Rangel-Samponaro and her co-founder, Victor Cavazos, press on. On a daily basis, they visit Reynosa to help families with food, shelter, clothes, or guidance to another non-governmental organization providing legal or similar services.

It would be easy to give into the pressure and guilt of their job, as she nearly did the first year helping in Matamoros, when she went through a divorce. Instead, she stays focused on the accomplishments.

“The little 8-year-old wasn’t successful. He got treatment on the Mexico side. He and his mother are now on the U.S. side. Upside,” Rangel-Samponaro said.

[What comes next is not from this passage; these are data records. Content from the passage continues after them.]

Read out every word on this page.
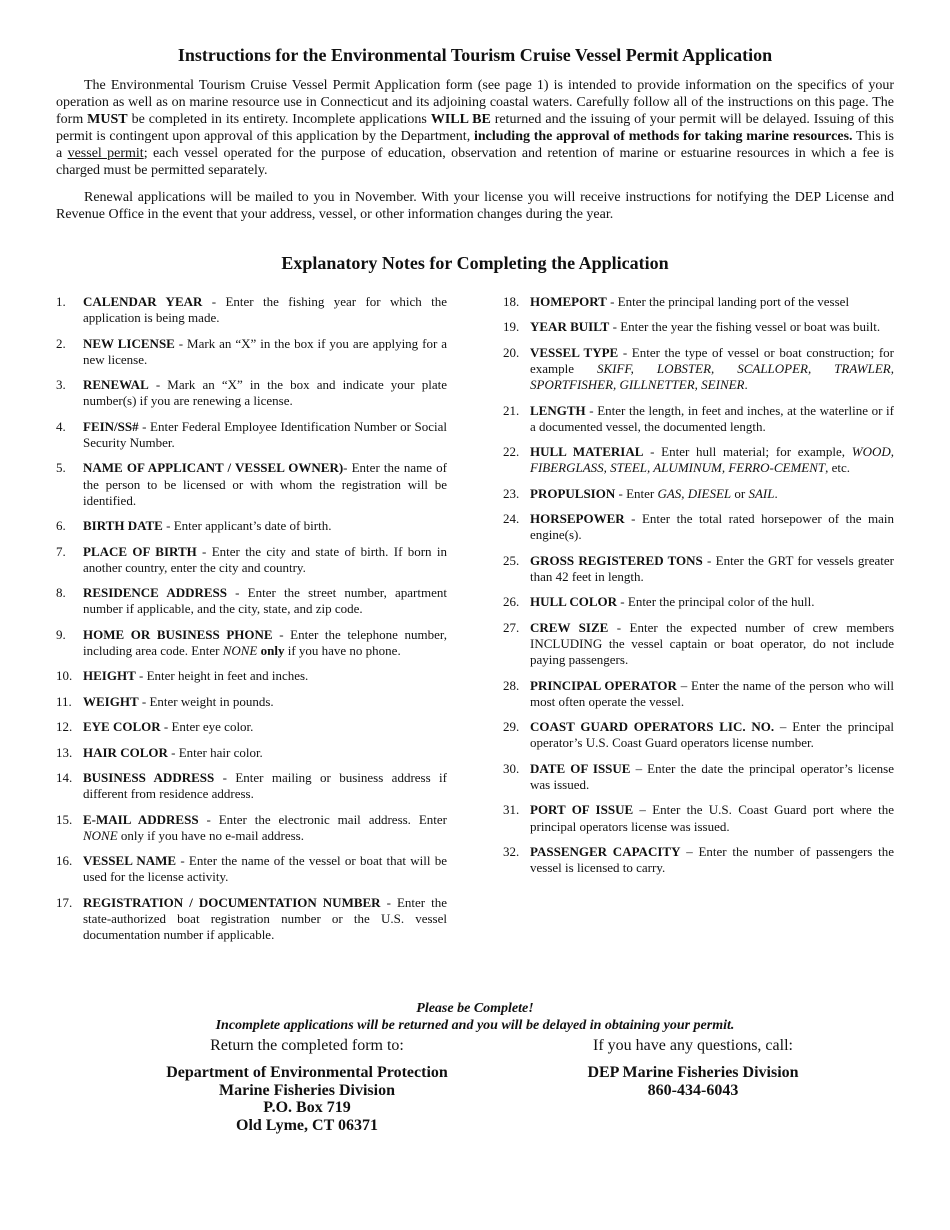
Instructions for the Environmental Tourism Cruise Vessel Permit Application

The Environmental Tourism Cruise Vessel Permit Application form (see page 1) is intended to provide information on the specifics of your operation as well as on marine resource use in Connecticut and its adjoining coastal waters. Carefully follow all of the instructions on this page. The form MUST be completed in its entirety. Incomplete applications WILL BE returned and the issuing of your permit will be delayed. Issuing of this permit is contingent upon approval of this application by the Department, including the approval of methods for taking marine resources. This is a vessel permit; each vessel operated for the purpose of education, observation and retention of marine or estuarine resources in which a fee is charged must be permitted separately.

Renewal applications will be mailed to you in November. With your license you will receive instructions for notifying the DEP License and Revenue Office in the event that your address, vessel, or other information changes during the year.

Explanatory Notes for Completing the Application
1. CALENDAR YEAR - Enter the fishing year for which the application is being made.
2. NEW LICENSE - Mark an “X” in the box if you are applying for a new license.
3. RENEWAL - Mark an “X” in the box and indicate your plate number(s) if you are renewing a license.
4. FEIN/SS# - Enter Federal Employee Identification Number or Social Security Number.
5. NAME OF APPLICANT / VESSEL OWNER)- Enter the name of the person to be licensed or with whom the registration will be identified.
6. BIRTH DATE - Enter applicant’s date of birth.
7. PLACE OF BIRTH - Enter the city and state of birth. If born in another country, enter the city and country.
8. RESIDENCE ADDRESS - Enter the street number, apartment number if applicable, and the city, state, and zip code.
9. HOME OR BUSINESS PHONE - Enter the telephone number, including area code. Enter NONE only if you have no phone.
10. HEIGHT - Enter height in feet and inches.
11. WEIGHT - Enter weight in pounds.
12. EYE COLOR - Enter eye color.
13. HAIR COLOR - Enter hair color.
14. BUSINESS ADDRESS - Enter mailing or business address if different from residence address.
15. E-MAIL ADDRESS - Enter the electronic mail address. Enter NONE only if you have no e-mail address.
16. VESSEL NAME - Enter the name of the vessel or boat that will be used for the license activity.
17. REGISTRATION / DOCUMENTATION NUMBER - Enter the state-authorized boat registration number or the U.S. vessel documentation number if applicable.
18. HOMEPORT - Enter the principal landing port of the vessel
19. YEAR BUILT - Enter the year the fishing vessel or boat was built.
20. VESSEL TYPE - Enter the type of vessel or boat construction; for example SKIFF, LOBSTER, SCALLOPER, TRAWLER, SPORTFISHER, GILLNETTER, SEINER.
21. LENGTH - Enter the length, in feet and inches, at the waterline or if a documented vessel, the documented length.
22. HULL MATERIAL - Enter hull material; for example, WOOD, FIBERGLASS, STEEL, ALUMINUM, FERRO-CEMENT, etc.
23. PROPULSION - Enter GAS, DIESEL or SAIL.
24. HORSEPOWER - Enter the total rated horsepower of the main engine(s).
25. GROSS REGISTERED TONS - Enter the GRT for vessels greater than 42 feet in length.
26. HULL COLOR - Enter the principal color of the hull.
27. CREW SIZE - Enter the expected number of crew members INCLUDING the vessel captain or boat operator, do not include paying passengers.
28. PRINCIPAL OPERATOR – Enter the name of the person who will most often operate the vessel.
29. COAST GUARD OPERATORS LIC. NO. – Enter the principal operator’s U.S. Coast Guard operators license number.
30. DATE OF ISSUE – Enter the date the principal operator’s license was issued.
31. PORT OF ISSUE – Enter the U.S. Coast Guard port where the principal operators license was issued.
32. PASSENGER CAPACITY – Enter the number of passengers the vessel is licensed to carry.
Please be Complete!
Incomplete applications will be returned and you will be delayed in obtaining your permit.
Return the completed form to:
Department of Environmental Protection
Marine Fisheries Division
P.O. Box 719
Old Lyme, CT 06371
If you have any questions, call:
DEP Marine Fisheries Division
860-434-6043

To date, over 1 million people encountered by Border Patrol were sent back, mostly to Mexico, since the start of the pandemic in March 2020. Soon, a different policy, the one responsible for the encampment in Matamoros in 2019, the Migrant Protection Protocols, or “Remain in Mexico,” will be reinstated to send migrants back to Mexico where they will be forced to wait for their U.S. court hearings.

Advocates and volunteers like Rangel-Samponaro are concerned over the future of families, especially children, pushed back into cities like Reynosa. Difficult decisions will lay ahead of families who succumb to violence.

“Biden is still separating families,” she said, expecting the number of unaccompanied children sent to the U.S. to grow. “He’s just doing it in a very different way.”